There were numerous occasions for the delegates to meet informally and discuss topics of common interest. This happened during coffee and lunch breaks, as well as during the conference dinner.
One special short guided tour of Siena was arranged at the end of an afternoon session
The participants were shown around the sights of the city of Siena by a professional guide. They saw the spectacular Piazza del Campo, which fan-like shape fits the natural shape of the ground and is surrounded by renaissance buildings and numerous monuments. This provides the backdrop for the Corsa del Palio, fast horse race held twice a year, which dates back to the 15th century, and is a tradition representing the different neighbourhoods and very dear to the Sienese.
They also visited the Duomo (Cathedral) of Siena which dates back to the 12th century.

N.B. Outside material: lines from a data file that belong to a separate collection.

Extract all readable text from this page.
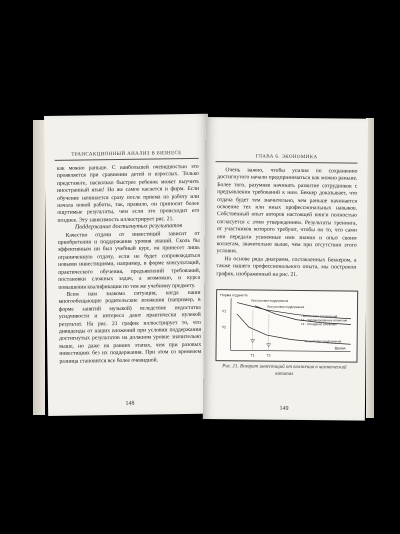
ТРАНСАКЦИОННЫЙ АНАЛИЗ В БИЗНЕСЕ

как можно раньше. С наибольшей очевидностью это проявляется при сравнении детей и взрослых. Только представьте, насколько быстрее ребенок может выучить иностранный язык! Но же самое касается и фирм. Если обучение начинается сразу после приема на работу или начала новой работы, так, правило, он приносит более ощутимые результаты, чем если это происходит его позднее. Эту зависимость иллюстрирует рис. 21.

Поддержание достигнутых результатов

Качество отдачи от инвестиций зависит от приобретения и поддержания уровня знаний. Сколь бы эффективным ни был учебный курс, он принесет лишь ограниченную отдачу, если не будет сопровождаться новыми инвестициями, например, в форме консультаций, практического обучения, предъявлений требований, постановки сложных задач, а возможно, и курса повышения квалификации по тем же учебному предмету.

Всем нам знакома ситуация, когда наши многообещающие родительские вложения (например, в форме занятий музыкой) вследствие недостатка усидчивости и интереса дают практически нулевой результат. На рис. 21 график иллюстрирует то, что дивиденды от наших вложений при условии поддержания достигнутых результатов на должном уровне значительно выше, но даже на ранних этапах, чем при разовых инвестициях без их поддержания. При этом со временем разница становится все более очевидной.

148
ГЛАВА 6. ЭКОНОМИКА

Очень важно, чтобы усилия по сохранению достигнутого начали предприниматься как можно раньше. Более того, разумнее начинать развитие сотрудников с предъявления требований к ним. Беккер доказывает, что отдача будет тем значительно, чем раньше начинается освоение тех или иных профессиональных навыков. Собственный опыт авторов настоящей книги полностью согласуется с этим утверждением. Результаты тренинга, от участников которого требуют, чтобы он то, что сами они передали усвоенные ими знания и опыт своим коллегам, значительно выше, чем при отсутствии этого условия.

На основе ряда диаграмм, составленных Беккером, а также нашего профессионального опыта, мы построили график, изображенный на рис. 21.

Норма отдачи %
Время
V1
V2
T1	T2
При условии поддержания
При условии поддержания
Без условия поддержания
- Количество затраченной
T1 - Запланированные вложения
T2 - Опоздание вложения
Рис. 21. Возврат инвестиций от вложения в человеческий капитал
149
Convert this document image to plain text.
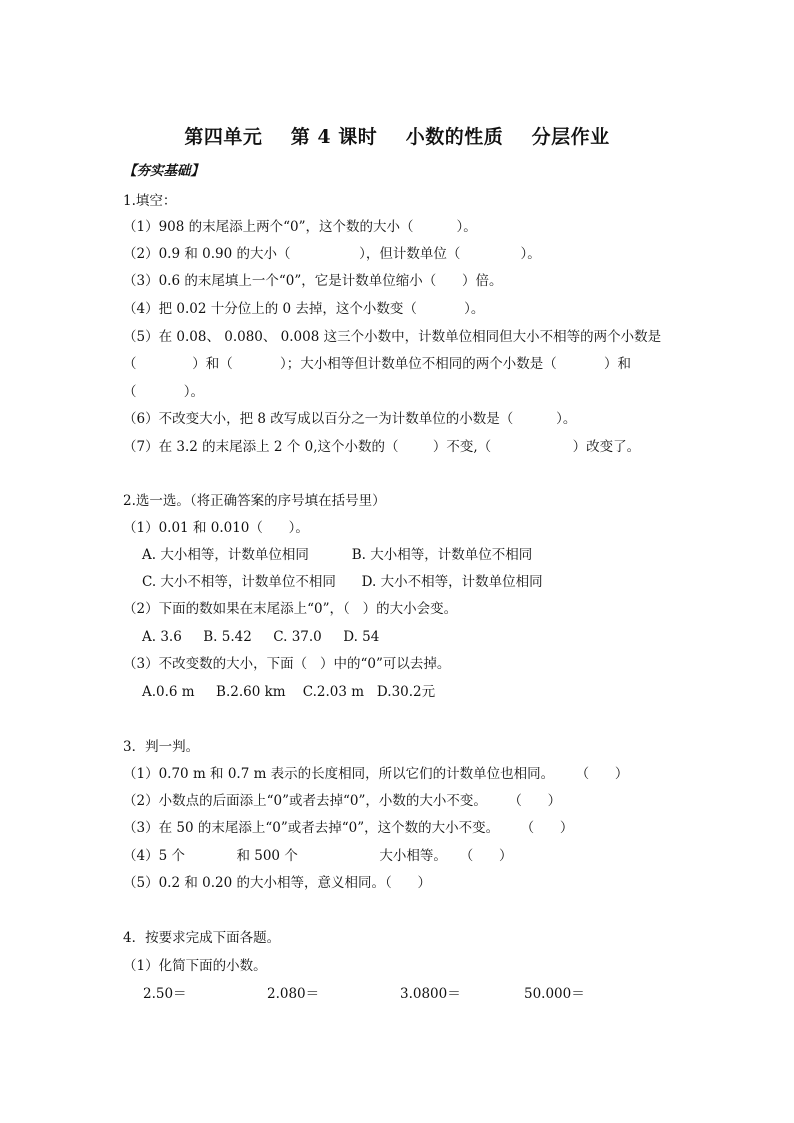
第四单元    第 4 课时    小数的性质    分层作业
【夯实基础】
1.填空：
（1）908 的末尾添上两个“0”，这个数的大小（          ）。
（2）0.9 和 0.90 的大小（                ），但计数单位（              ）。
（3）0.6 的末尾填上一个“0”，它是计数单位缩小（      ）倍。
（4）把 0.02 十分位上的 0 去掉，这个小数变（           ）。
（5）在 0.08、 0.080、 0.008 这三个小数中，计数单位相同但大小不相等的两个小数是
（             ）和（           ）；大小相等但计数单位不相同的两个小数是（           ）和
（           ）。
（6）不改变大小，把 8 改写成以百分之一为计数单位的小数是（          ）。
（7）在 3.2 的末尾添上 2 个 0,这个小数的（        ）不变,（                   ）改变了。
2.选一选。（将正确答案的序号填在括号里）
（1）0.01 和 0.010（      ）。
A. 大小相等，计数单位相同          B. 大小相等，计数单位不相同
C. 大小不相等，计数单位不相同      D. 大小不相等，计数单位相同
（2）下面的数如果在末尾添上“0”，（   ）的大小会变。
A. 3.6     B. 5.42     C. 37.0     D. 54
（3）不改变数的大小，下面（   ）中的“0”可以去掉。
A.0.6 m     B.2.60 km    C.2.03 m   D.30.2元
3．判一判。
（1）0.70 m 和 0.7 m 表示的长度相同，所以它们的计数单位也相同。     （      ）
（2）小数点的后面添上“0”或者去掉“0”，小数的大小不变。     （      ）
（3）在 50 的末尾添上“0”或者去掉“0”，这个数的大小不变。     （      ）
（4）5 个            和 500 个                   大小相等。   （      ）
（5）0.2 和 0.20 的大小相等，意义相同。（      ）
4．按要求完成下面各题。
（1）化简下面的小数。
2.50＝	2.080＝	3.0800＝	50.000＝
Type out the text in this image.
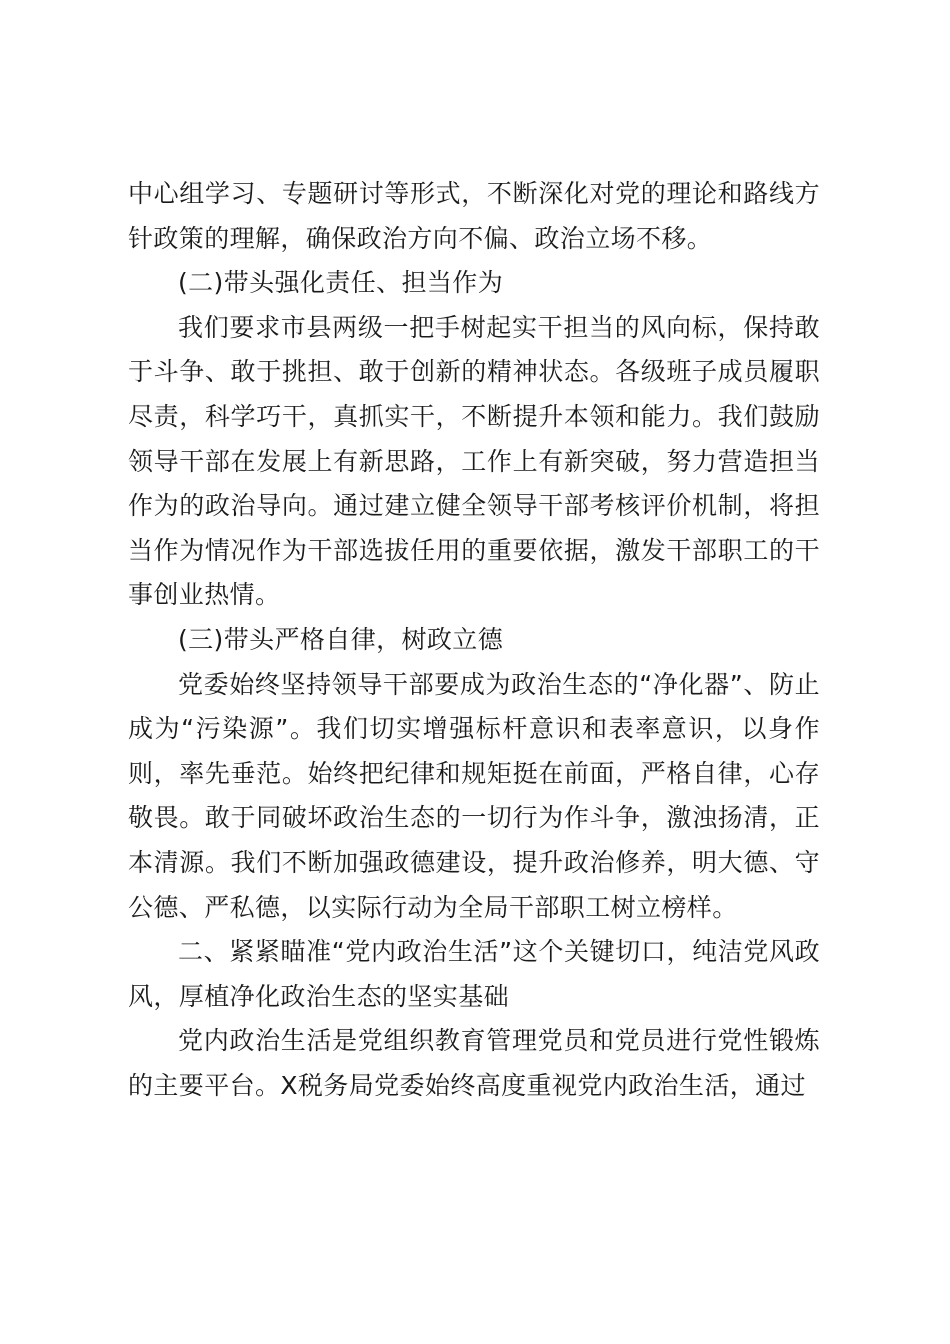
中心组学习、专题研讨等形式，不断深化对党的理论和路线方针政策的理解，确保政治方向不偏、政治立场不移。

(二)带头强化责任、担当作为

我们要求市县两级一把手树起实干担当的风向标，保持敢于斗争、敢于挑担、敢于创新的精神状态。各级班子成员履职尽责，科学巧干，真抓实干，不断提升本领和能力。我们鼓励领导干部在发展上有新思路，工作上有新突破，努力营造担当作为的政治导向。通过建立健全领导干部考核评价机制，将担当作为情况作为干部选拔任用的重要依据，激发干部职工的干事创业热情。

(三)带头严格自律，树政立德

党委始终坚持领导干部要成为政治生态的“净化器”、防止成为“污染源”。我们切实增强标杆意识和表率意识，以身作则，率先垂范。始终把纪律和规矩挺在前面，严格自律，心存敬畏。敢于同破坏政治生态的一切行为作斗争，激浊扬清，正本清源。我们不断加强政德建设，提升政治修养，明大德、守公德、严私德，以实际行动为全局干部职工树立榜样。

二、紧紧瞄准“党内政治生活”这个关键切口，纯洁党风政风，厚植净化政治生态的坚实基础

党内政治生活是党组织教育管理党员和党员进行党性锻炼的主要平台。X税务局党委始终高度重视党内政治生活，通过
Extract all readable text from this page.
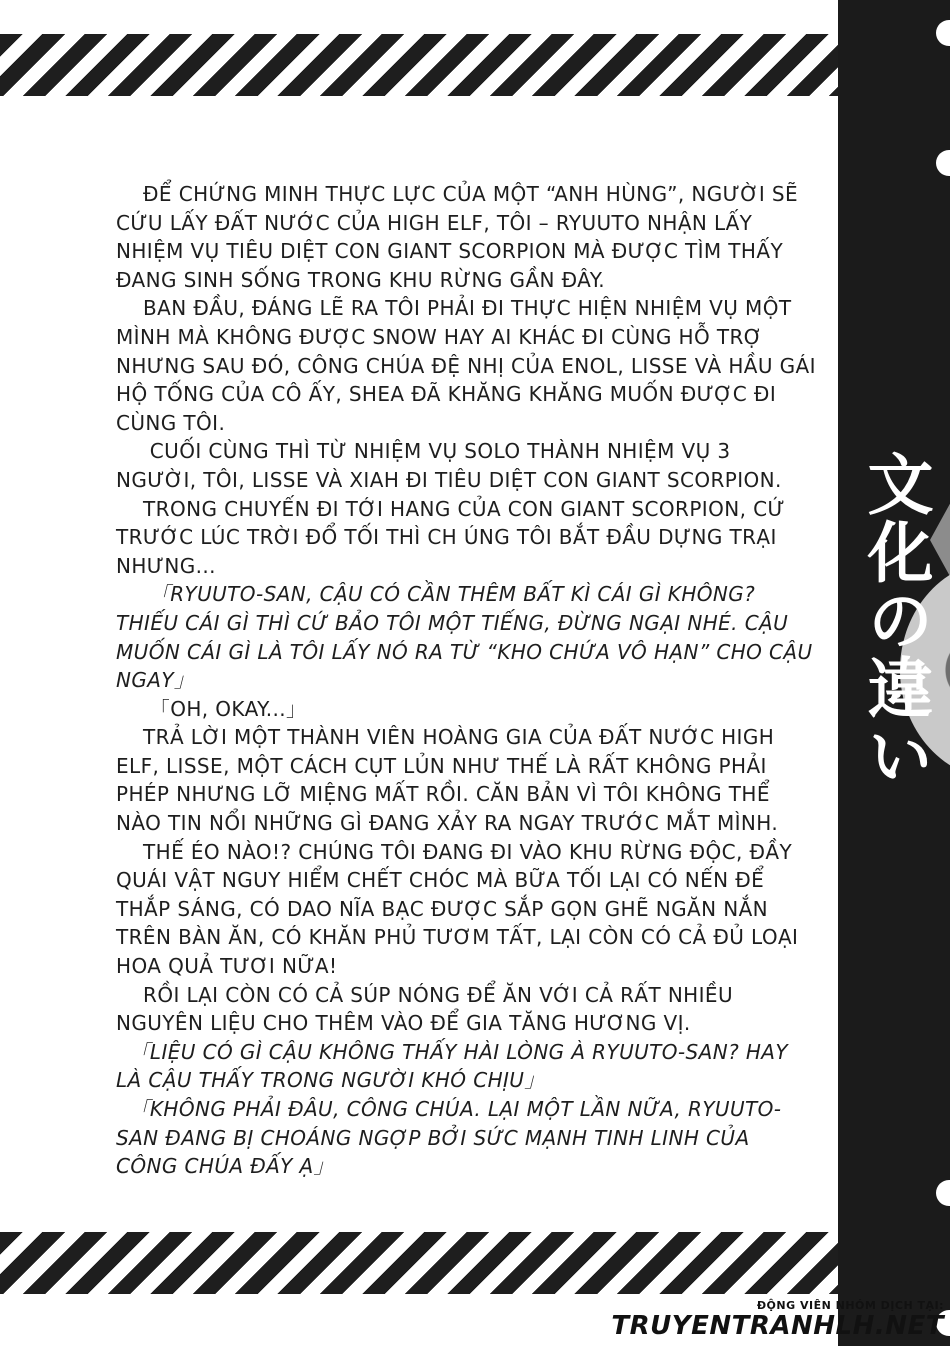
文化の違い

ĐỂ CHỨNG MINH THỰC LỰC CỦA MỘT “ANH HÙNG”, NGƯỜI SẼ CỨU LẤY ĐẤT NƯỚC CỦA HIGH ELF, TÔI – RYUUTO NHẬN LẤY NHIỆM VỤ TIÊU DIỆT CON GIANT SCORPION MÀ ĐƯỢC TÌM THẤY ĐANG SINH SỐNG TRONG KHU RỪNG GẦN ĐÂY.

BAN ĐẦU, ĐÁNG LẼ RA TÔI PHẢI ĐI THỰC HIỆN NHIỆM VỤ MỘT MÌNH MÀ KHÔNG ĐƯỢC SNOW HAY AI KHÁC ĐI CÙNG HỖ TRỢ NHƯNG SAU ĐÓ, CÔNG CHÚA ĐỆ NHỊ CỦA ENOL, LISSE VÀ HẦU GÁI HỘ TỐNG CỦA CÔ ẤY, SHEA ĐÃ KHĂNG KHĂNG MUỐN ĐƯỢC ĐI CÙNG TÔI.

CUỐI CÙNG THÌ TỪ NHIỆM VỤ SOLO THÀNH NHIỆM VỤ 3 NGƯỜI, TÔI, LISSE VÀ XIAH ĐI TIÊU DIỆT CON GIANT SCORPION.

TRONG CHUYẾN ĐI TỚI HANG CỦA CON GIANT SCORPION, CỨ TRƯỚC LÚC TRỜI ĐỔ TỐI THÌ CH ÚNG TÔI BẮT ĐẦU DỰNG TRẠI NHƯNG...

「RYUUTO-SAN, CẬU CÓ CẦN THÊM BẤT KÌ CÁI GÌ KHÔNG? THIẾU CÁI GÌ THÌ CỨ BẢO TÔI MỘT TIẾNG, ĐỪNG NGẠI NHÉ. CẬU MUỐN CÁI GÌ LÀ TÔI LẤY NÓ RA TỪ “KHO CHỨA VÔ HẠN” CHO CẬU NGAY」

「OH, OKAY...」

TRẢ LỜI MỘT THÀNH VIÊN HOÀNG GIA CỦA ĐẤT NƯỚC HIGH ELF, LISSE, MỘT CÁCH CỤT LỦN NHƯ THẾ LÀ RẤT KHÔNG PHẢI PHÉP NHƯNG LỠ MIỆNG MẤT RỒI. CĂN BẢN VÌ TÔI KHÔNG THỂ NÀO TIN NỔI NHỮNG GÌ ĐANG XẢY RA NGAY TRƯỚC MẮT MÌNH.

THẾ ÉO NÀO!? CHÚNG TÔI ĐANG ĐI VÀO KHU RỪNG ĐỘC, ĐẦY QUÁI VẬT NGUY HIỂM CHẾT CHÓC MÀ BỮA TỐI LẠI CÓ NẾN ĐỂ THẮP SÁNG, CÓ DAO NĨA BẠC ĐƯỢC SẮP GỌN GHẼ NGĂN NẮN TRÊN BÀN ĂN, CÓ KHĂN PHỦ TƯƠM TẤT, LẠI CÒN CÓ CẢ ĐỦ LOẠI HOA QUẢ TƯƠI NỮA!

RỒI LẠI CÒN CÓ CẢ SÚP NÓNG ĐỂ ĂN VỚI CẢ RẤT NHIỀU NGUYÊN LIỆU CHO THÊM VÀO ĐỂ GIA TĂNG HƯƠNG VỊ.

「LIỆU CÓ GÌ CẬU KHÔNG THẤY HÀI LÒNG À RYUUTO-SAN? HAY LÀ CẬU THẤY TRONG NGƯỜI KHÓ CHỊU」

「KHÔNG PHẢI ĐÂU, CÔNG CHÚA. LẠI MỘT LẦN NỮA, RYUUTO-SAN ĐANG BỊ CHOÁNG NGỢP BỞI SỨC MẠNH TINH LINH CỦA CÔNG CHÚA ĐẤY Ạ」

ĐỘNG VIÊN NHÓM DỊCH TẠI:
TRUYENTRANHLH.NET
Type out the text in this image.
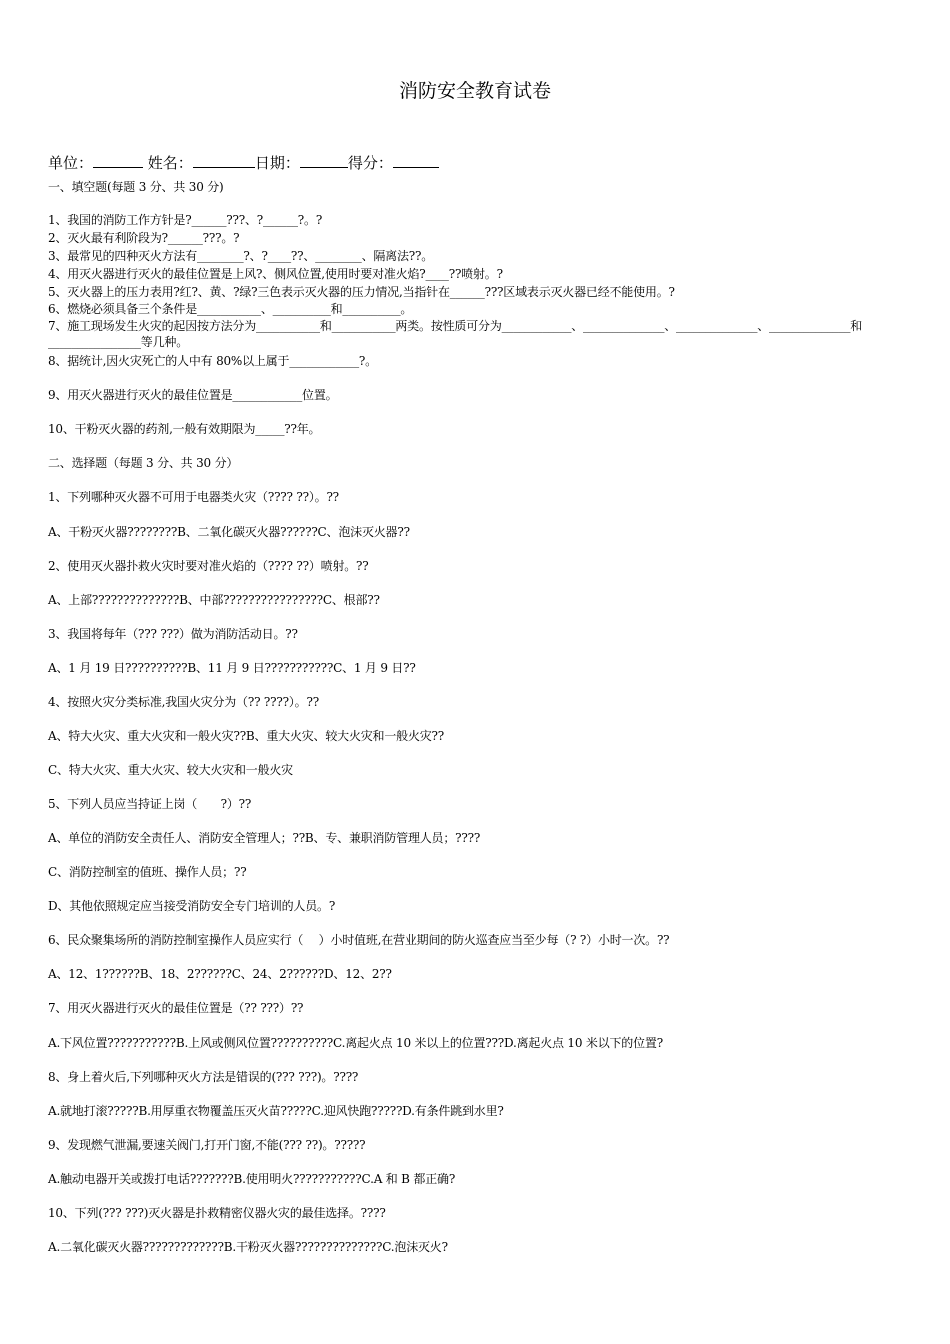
消防安全教育试卷
单位：	姓名：	日期：	得分：
一、填空题(每题 3 分、共 30 分)
1、我国的消防工作方针是?______???、?______?。?
2、灭火最有利阶段为?______???。?
3、最常见的四种灭火方法有________?、?____??、________、隔离法??。
4、用灭火器进行灭火的最佳位置是上风?、侧风位置,使用时要对准火焰?____??喷射。?
5、灭火器上的压力表用?红?、黄、?绿?三色表示灭火器的压力情况,当指针在______???区域表示灭火器已经不能使用。?
6、燃烧必须具备三个条件是___________、__________和__________。
7、施工现场发生火灾的起因按方法分为___________和___________两类。按性质可分为____________、______________、______________、______________和________________等几种。
8、据统计,因火灾死亡的人中有 80%以上属于____________?。
9、用灭火器进行灭火的最佳位置是____________位置。
10、干粉灭火器的药剂,一般有效期限为_____??年。
二、选择题（每题 3 分、共 30 分）
1、下列哪种灭火器不可用于电器类火灾（???? ??）。??
A、干粉灭火器????????B、二氧化碳灭火器??????C、泡沫灭火器??
2、使用灭火器扑救火灾时要对准火焰的（???? ??）喷射。??
A、上部??????????????B、中部????????????????C、根部??
3、我国将每年（??? ???）做为消防活动日。??
A、1 月 19 日??????????B、11 月 9 日???????????C、1 月 9 日??
4、按照火灾分类标准,我国火灾分为（?? ????）。??
A、特大火灾、重大火灾和一般火灾??B、重大火灾、较大火灾和一般火灾??
C、特大火灾、重大火灾、较大火灾和一般火灾
5、下列人员应当持证上岗（　　?）??
A、单位的消防安全责任人、消防安全管理人；??B、专、兼职消防管理人员；????
C、消防控制室的值班、操作人员；??
D、其他依照规定应当接受消防安全专门培训的人员。?
6、民众聚集场所的消防控制室操作人员应实行（　 ）小时值班,在营业期间的防火巡查应当至少每（? ?）小时一次。??
A、12、1??????B、18、2??????C、24、2??????D、12、2??
7、用灭火器进行灭火的最佳位置是（?? ???）??
A.下风位置???????????B.上风或侧风位置??????????C.离起火点 10 米以上的位置???D.离起火点 10 米以下的位置?
8、身上着火后,下列哪种灭火方法是错误的(??? ???)。????
A.就地打滚?????B.用厚重衣物覆盖压灭火苗?????C.迎风快跑?????D.有条件跳到水里?
9、发现燃气泄漏,要速关阀门,打开门窗,不能(??? ??)。?????
A.触动电器开关或拨打电话???????B.使用明火???????????C.A 和 B 都正确?
10、下列(??? ???)灭火器是扑救精密仪器火灾的最佳选择。????
A.二氧化碳灭火器?????????????B.干粉灭火器??????????????C.泡沫灭火?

Unique mosaic marble works cover the whole floor which is displayed during September.
The guide briefly described some highlights of the history of Siena and pointed out the current use of many of the heritage buildings during the tour.
Following the excursion the delegates proceeded to have the Conference Dinner in a well-known restaurant that prepares medieval banquets following old recipes. The restaurant itself is located in an old building dating from the 12th century. The excellent and unusual dishes were accompanied by a good selection of regional wines, including some of the red Chianti Vino Nobile for which Tuscany is renowned. Their qualities were described by a Sommelier who also explained the different procedures and types of grapes used in their making.
The evening was most pleasant and the delegates were able to enjoy each other’s company in a relaxed atmosphere.
A special organ recital was arranged during an evening. It took place in the ancient Church of La Certosa. The organist was Pier Paolo Strona who has participated in other Wessex Institute meetings.
Pier Paolo trained as an aeronautical engineer at the Polytechnic of Torino at the same time as he acquired his music diploma from the Bologna Conservatory. Through his successful scientific courses at FIAT R&D he continued to improve his skills in the piano and the organ. As a research scientist he was the first to apply Boundary Elements Methods in aerospace, back in the 1980s.
Following his retirement from FIAT he pursued his musical vocation together with his interest in photography. Pier Paolo has published several books on musicology and photography.
During that evening he played pieces by Zipoli (1688-1726), a Jesuit priest who composed some of his music when in the Paraguayan Mission. Some of his music was lost when the Jesuits were forced to leave their Missions and some pieces have recently been found in the Asuncion archives. Other composers were Galuppi (1706-1785), Cimarosa (1749-1801) and Haendel (1685-1759).
The concert was very well received by the audience who appreciated Pier Paolo the more because of his scientific achievements.
At the end of the concert, Carlos distributed a CD containing some of Pier Paolo’s music. The CD was put together as “Music from the New Forest” and contained 22 piano pieces ranging from classical to modern music.
Committee Meeting and Close of the Conference
The meeting of the International Scientific Advisory Committee took place over dinner in La Certosa to discuss the time and location to hold the next MARAS conference. It was agreed that the best location would be the New Forest and that there ought to be an exhibition associated to the conference. There were also a series of nominations to the ISAC.
The conference was closed by Carlos and Niels who thanked the delegates for their participation and hoped that they would be able to attend the next conference in the series.